If someone could explain in more detail what these mean it would be very helpful. Also, once I have the bedmethyl, is there an easy way with an already done tool to analyse it? Or do I have to extract the regions I'm interested in and see if they are methylated or what?
Thank you.
PD. Sorry for the weird formating of the modkit output, I can't get the lines to have just one line break.
Have you looked at this page that describes the file format:
https://nanoporetech.github.io/modkit/intro_bedmethyl.htmlThis link no longer works. See my comment below for new links.

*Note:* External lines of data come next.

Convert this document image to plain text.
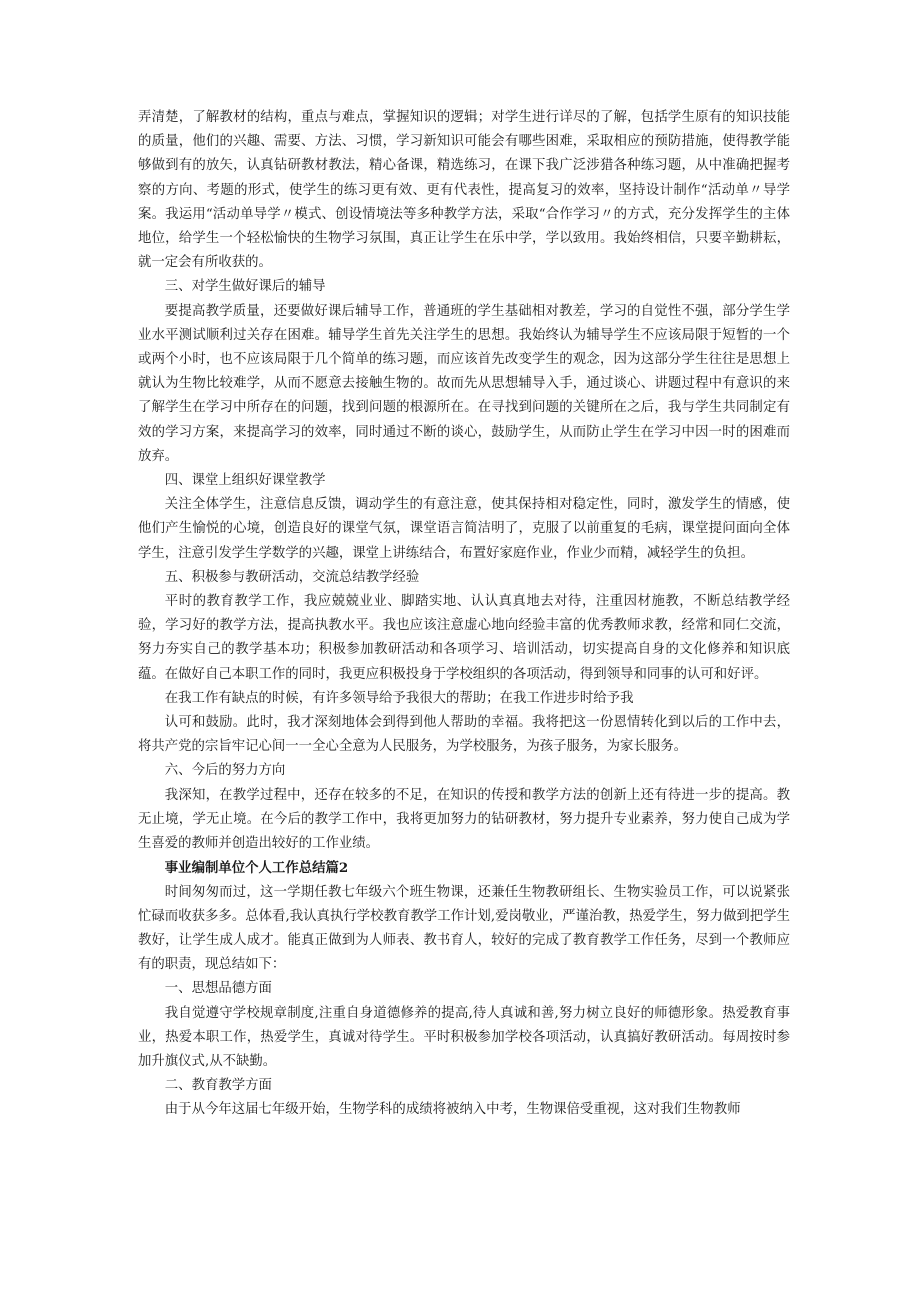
弄清楚，了解教材的结构，重点与难点，掌握知识的逻辑；对学生进行详尽的了解，包括学生原有的知识技能的质量，他们的兴趣、需要、方法、习惯，学习新知识可能会有哪些困难，采取相应的预防措施，使得教学能够做到有的放矢，认真钻研教材教法，精心备课，精选练习，在课下我广泛涉猎各种练习题，从中准确把握考察的方向、考题的形式，使学生的练习更有效、更有代表性，提高复习的效率，坚持设计制作“活动单〃导学案。我运用“活动单导学〃模式、创设情境法等多种教学方法，采取“合作学习〃的方式，充分发挥学生的主体地位，给学生一个轻松愉快的生物学习氛围，真正让学生在乐中学，学以致用。我始终相信，只要辛勤耕耘，就一定会有所收获的。

三、对学生做好课后的辅导

要提高教学质量，还要做好课后辅导工作，普通班的学生基础相对教差，学习的自觉性不强，部分学生学业水平测试顺利过关存在困难。辅导学生首先关注学生的思想。我始终认为辅导学生不应该局限于短暂的一个或两个小时，也不应该局限于几个简单的练习题，而应该首先改变学生的观念，因为这部分学生往往是思想上就认为生物比较难学，从而不愿意去接触生物的。故而先从思想辅导入手，通过谈心、讲题过程中有意识的来了解学生在学习中所存在的问题，找到问题的根源所在。在寻找到问题的关键所在之后，我与学生共同制定有效的学习方案，来提高学习的效率，同时通过不断的谈心，鼓励学生，从而防止学生在学习中因一时的困难而放弃。

四、课堂上组织好课堂教学

关注全体学生，注意信息反馈，调动学生的有意注意，使其保持相对稳定性，同时，激发学生的情感，使他们产生愉悦的心境，创造良好的课堂气氛，课堂语言简洁明了，克服了以前重复的毛病，课堂提问面向全体学生，注意引发学生学数学的兴趣，课堂上讲练结合，布置好家庭作业，作业少而精，减轻学生的负担。

五、积极参与教研活动，交流总结教学经验

平时的教育教学工作，我应兢兢业业、脚踏实地、认认真真地去对待，注重因材施教，不断总结教学经验，学习好的教学方法，提高执教水平。我也应该注意虚心地向经验丰富的优秀教师求教，经常和同仁交流，努力夯实自己的教学基本功；积极参加教研活动和各项学习、培训活动，切实提高自身的文化修养和知识底蕴。在做好自己本职工作的同时，我更应积极投身于学校组织的各项活动，得到领导和同事的认可和好评。

在我工作有缺点的时候，有许多领导给予我很大的帮助；在我工作进步时给予我

认可和鼓励。此时，我才深刻地体会到得到他人帮助的幸福。我将把这一份恩情转化到以后的工作中去，将共产党的宗旨牢记心间一一全心全意为人民服务，为学校服务，为孩子服务，为家长服务。

六、今后的努力方向

我深知，在教学过程中，还存在较多的不足，在知识的传授和教学方法的创新上还有待进一步的提高。教无止境，学无止境。在今后的教学工作中，我将更加努力的钻研教材，努力提升专业素养，努力使自己成为学生喜爱的教师并创造出较好的工作业绩。

事业编制单位个人工作总结篇2

时间匆匆而过，这一学期任教七年级六个班生物课，还兼任生物教研组长、生物实验员工作，可以说紧张忙碌而收获多多。总体看,我认真执行学校教育教学工作计划,爱岗敬业，严谨治教，热爱学生，努力做到把学生教好，让学生成人成才。能真正做到为人师表、教书育人，较好的完成了教育教学工作任务，尽到一个教师应有的职责，现总结如下：

一、思想品德方面

我自觉遵守学校规章制度,注重自身道德修养的提高,待人真诚和善,努力树立良好的师德形象。热爱教育事业，热爱本职工作，热爱学生，真诚对待学生。平时积极参加学校各项活动，认真搞好教研活动。每周按时参加升旗仪式,从不缺勤。

二、教育教学方面

由于从今年这届七年级开始，生物学科的成绩将被纳入中考，生物课倍受重视，这对我们生物教师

It looks like theGithub link no longer works. I've looked on the modkit github page directly, but I'm not sure I can find the same documentation. Do you happen to remember what this file contained previously?

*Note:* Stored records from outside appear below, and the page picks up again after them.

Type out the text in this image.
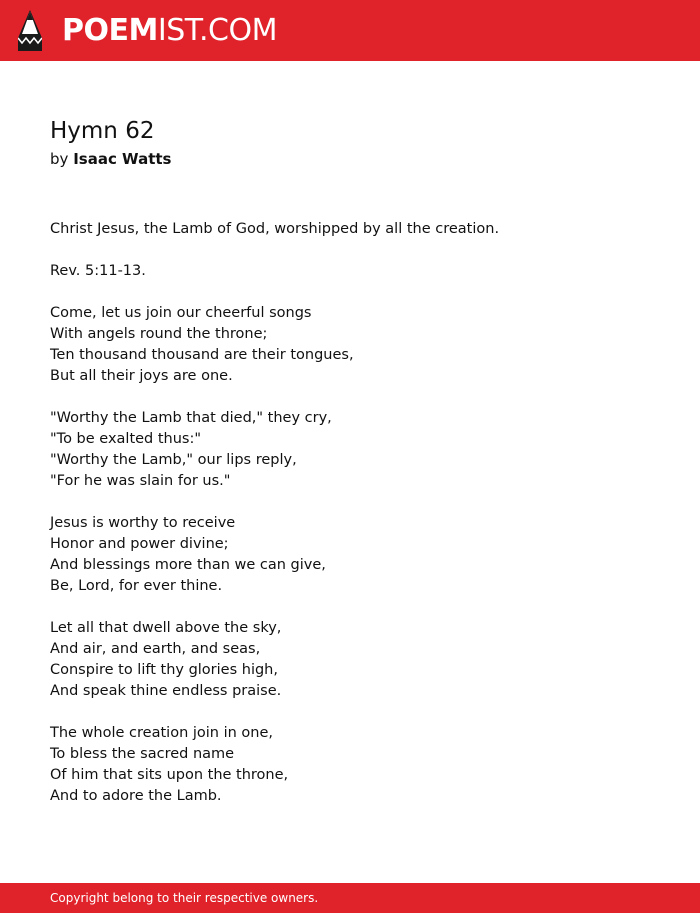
POEMIST.COM
Hymn 62
by Isaac Watts
Christ Jesus, the Lamb of God, worshipped by all the creation.
Rev. 5:11-13.
Come, let us join our cheerful songs
With angels round the throne;
Ten thousand thousand are their tongues,
But all their joys are one.
"Worthy the Lamb that died," they cry,
"To be exalted thus:"
"Worthy the Lamb," our lips reply,
"For he was slain for us."
Jesus is worthy to receive
Honor and power divine;
And blessings more than we can give,
Be, Lord, for ever thine.
Let all that dwell above the sky,
And air, and earth, and seas,
Conspire to lift thy glories high,
And speak thine endless praise.
The whole creation join in one,
To bless the sacred name
Of him that sits upon the throne,
And to adore the Lamb.
Copyright belong to their respective owners.
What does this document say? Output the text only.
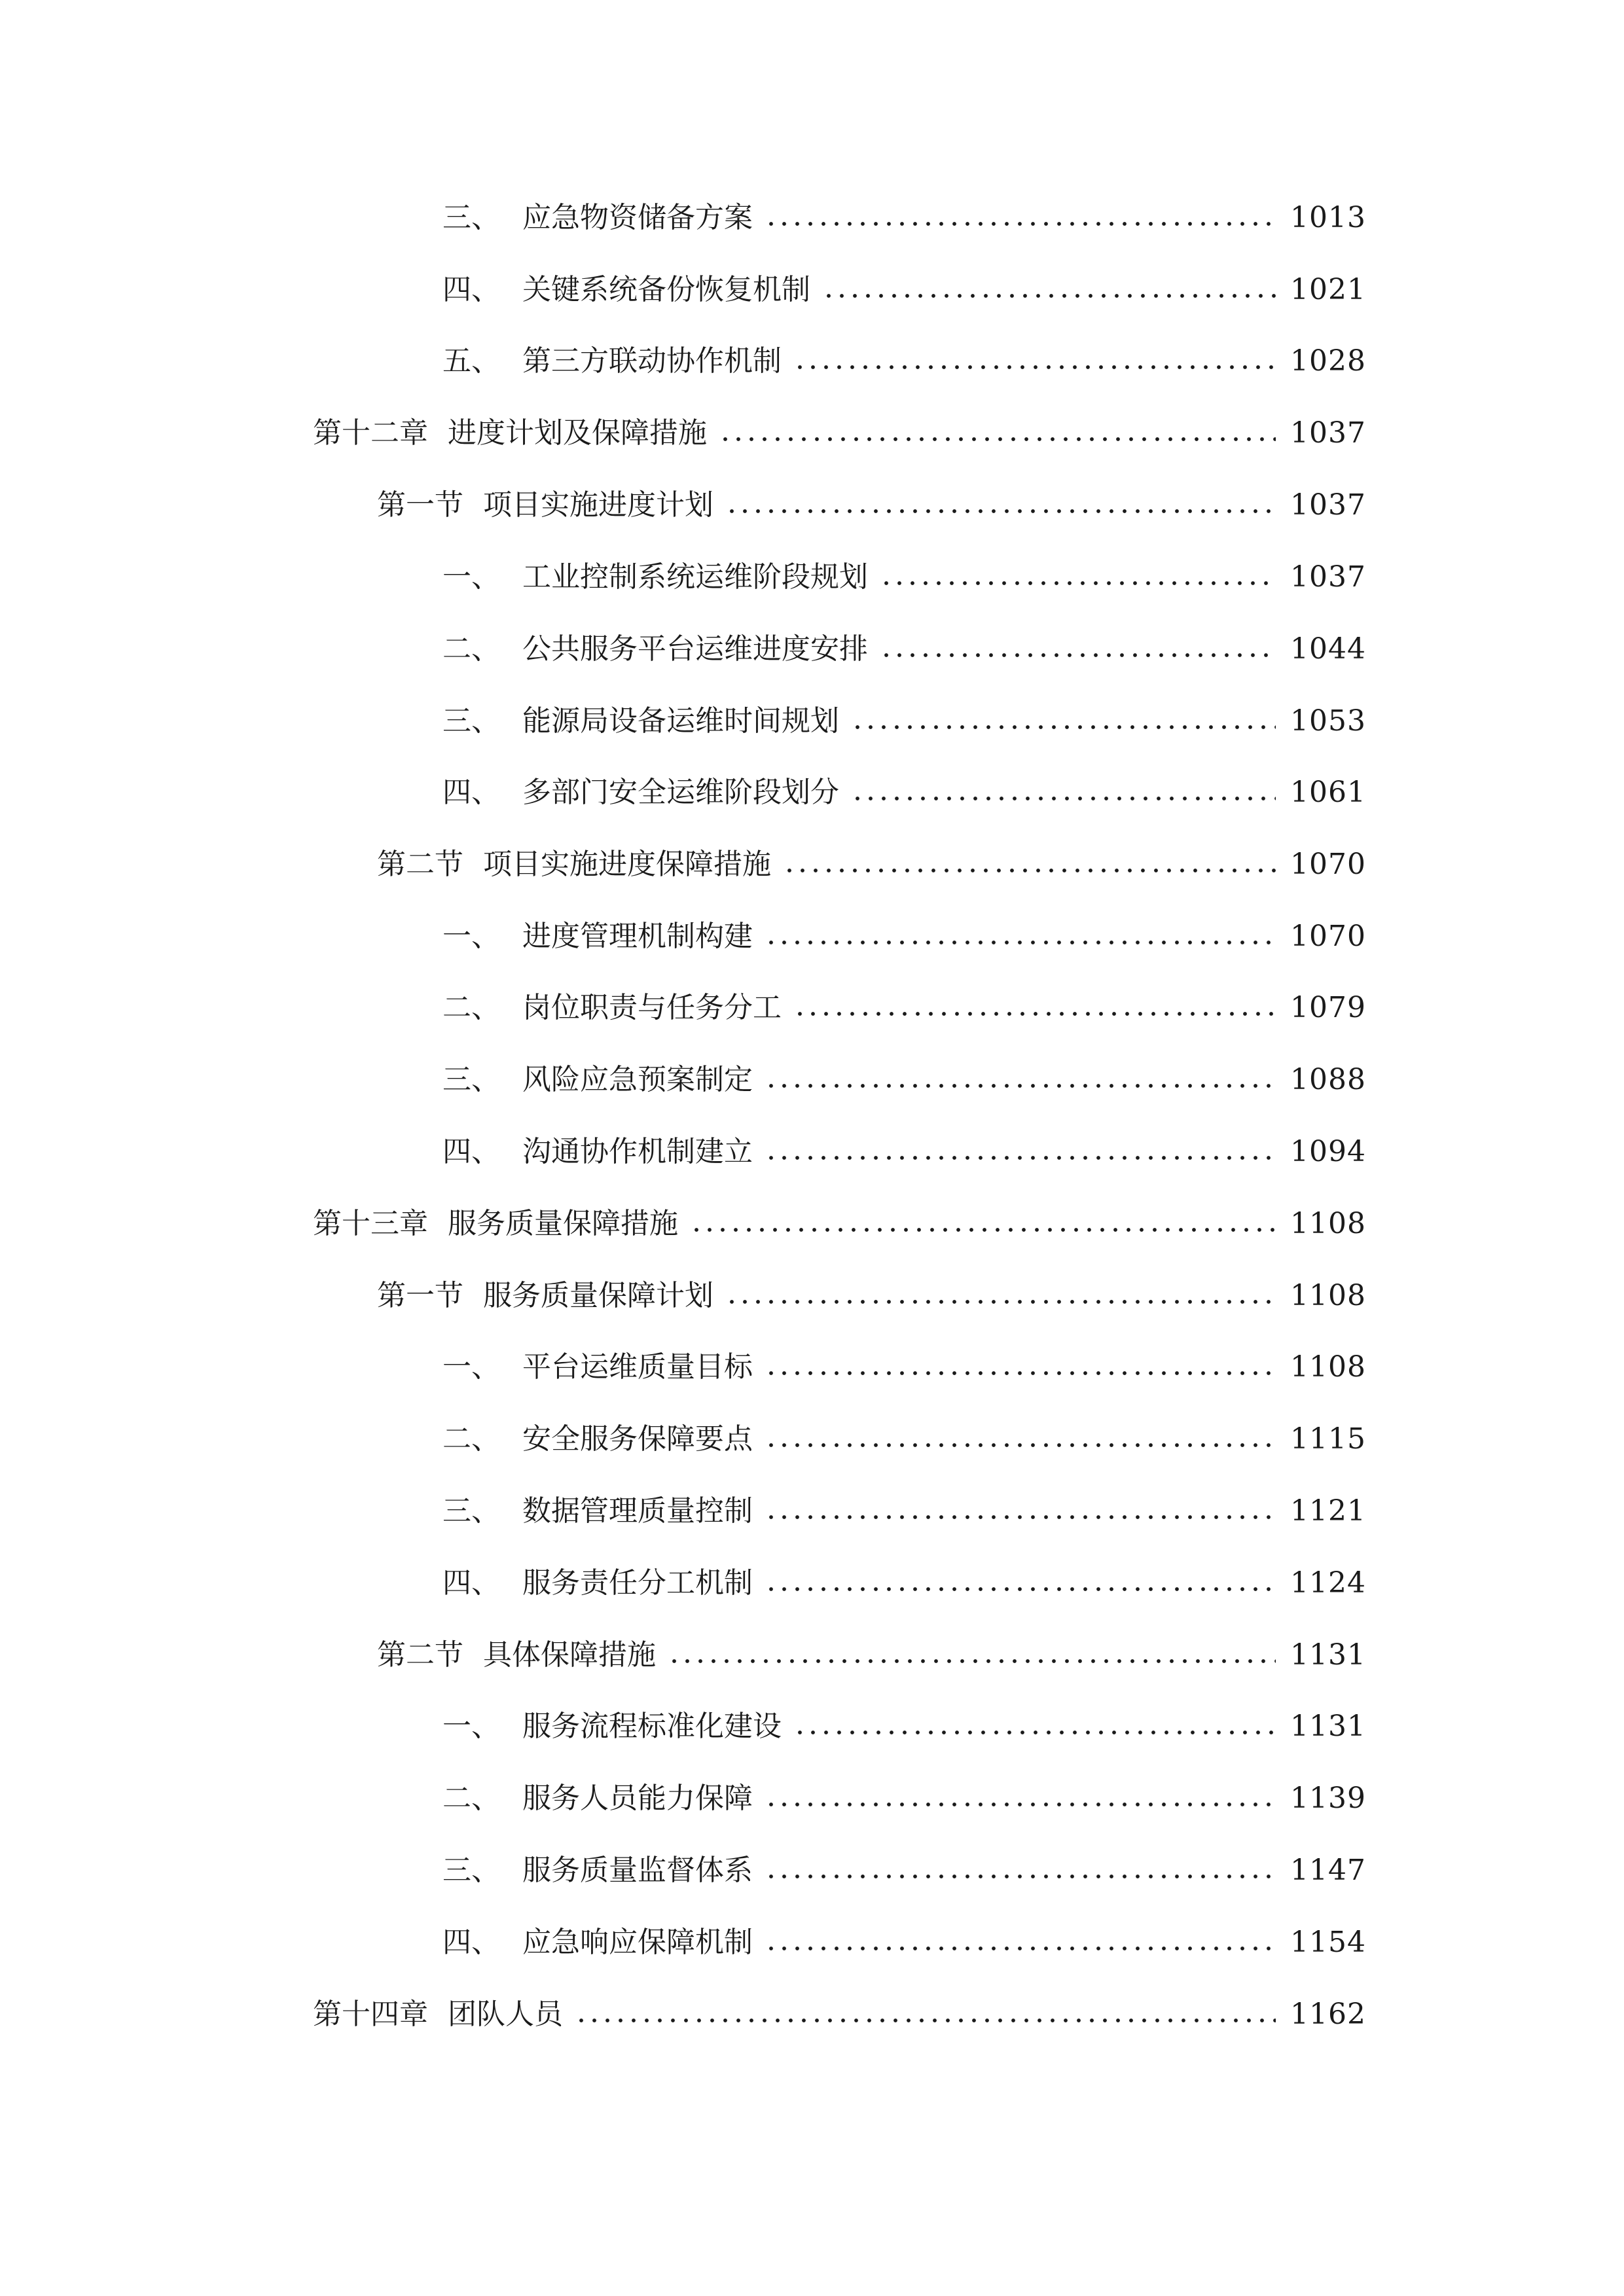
三、 应急物资储备方案	1013
四、 关键系统备份恢复机制	1021
五、 第三方联动协作机制	1028
第十二章 进度计划及保障措施	1037
第一节 项目实施进度计划	1037
一、 工业控制系统运维阶段规划	1037
二、 公共服务平台运维进度安排	1044
三、 能源局设备运维时间规划	1053
四、 多部门安全运维阶段划分	1061
第二节 项目实施进度保障措施	1070
一、 进度管理机制构建	1070
二、 岗位职责与任务分工	1079
三、 风险应急预案制定	1088
四、 沟通协作机制建立	1094
第十三章 服务质量保障措施	1108
第一节 服务质量保障计划	1108
一、 平台运维质量目标	1108
二、 安全服务保障要点	1115
三、 数据管理质量控制	1121
四、 服务责任分工机制	1124
第二节 具体保障措施	1131
一、 服务流程标准化建设	1131
二、 服务人员能力保障	1139
三、 服务质量监督体系	1147
四、 应急响应保障机制	1154
第十四章 团队人员	1162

Bedmethyl format is described here: https://nanoporetech.github.io/modkit/intro_pileup.html#description-of-bedmethyl-output
Also described at Encode site: https://www.encodeproject.org/data-standards/wgbs/
Please use
101010
button to format text ascode
when you want to show monospaced data.Hello! I am trying to produce a BED methyl file using nanopore data as well. I am starting with 5mCG_5hmCG.bam files, and I have been getting stuck somewhere in my pipeline to produce the bed methyl files.

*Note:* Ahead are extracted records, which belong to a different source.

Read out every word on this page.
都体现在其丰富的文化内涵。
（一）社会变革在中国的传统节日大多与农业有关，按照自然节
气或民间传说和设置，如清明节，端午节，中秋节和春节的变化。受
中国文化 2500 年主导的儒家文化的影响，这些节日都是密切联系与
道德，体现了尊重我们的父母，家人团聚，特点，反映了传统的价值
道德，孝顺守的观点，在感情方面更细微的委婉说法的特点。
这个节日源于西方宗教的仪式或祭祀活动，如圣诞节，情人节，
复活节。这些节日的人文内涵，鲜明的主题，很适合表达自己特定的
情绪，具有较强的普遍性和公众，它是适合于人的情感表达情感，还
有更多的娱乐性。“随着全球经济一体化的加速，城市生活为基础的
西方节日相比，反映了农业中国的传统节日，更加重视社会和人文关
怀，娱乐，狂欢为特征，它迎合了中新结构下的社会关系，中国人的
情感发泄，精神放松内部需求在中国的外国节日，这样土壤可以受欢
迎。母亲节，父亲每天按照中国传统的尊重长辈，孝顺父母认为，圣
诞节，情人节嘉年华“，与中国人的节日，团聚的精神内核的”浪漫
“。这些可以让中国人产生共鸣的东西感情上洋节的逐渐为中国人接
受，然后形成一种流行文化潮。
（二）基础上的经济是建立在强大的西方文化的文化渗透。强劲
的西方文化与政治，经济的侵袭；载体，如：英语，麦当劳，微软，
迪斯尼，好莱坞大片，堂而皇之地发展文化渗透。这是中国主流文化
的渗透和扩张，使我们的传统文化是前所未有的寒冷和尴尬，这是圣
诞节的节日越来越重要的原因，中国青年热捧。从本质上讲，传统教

Might you be willing to share your process/pipeline to produce these bed methyl files?
thank you!
if you have a BAM file you can run a single modkit command. example here https://github.com/nanoporetech/modkit?tab=readme-ov-file#constructing-bedmethyl-tables
it is a pretty fast and easy compared to other difficult-to-use bioinfo tools :)
the file format that it outputs is described in the README there also
thank you! Presumably this single modkit command works if the BAM file is already aligned, correct? This cannot work for unaligned BAM files?
yes you'll likely want aligned BAM files. i haven't used unaligned bam a lot but if you have it can check e.g. https://lh3.github.io/2021/07/06/remapping-an-aligned-bam it shows how to potentially preserve some tags like the MM and ML when creating the aligned bam with the "samtools fastq -OT" method
Follow the directions from here: https://nanoporetech.github.io/modkit/intro_pileup.html
You will need an aligned BAM file which preserves the MM/ML tags. If you are starting with unaligned BAM files containing MM/ML calls then you will need to do
Amazing! thank you both GenoMax and @cmdcoli for your suggestions and links!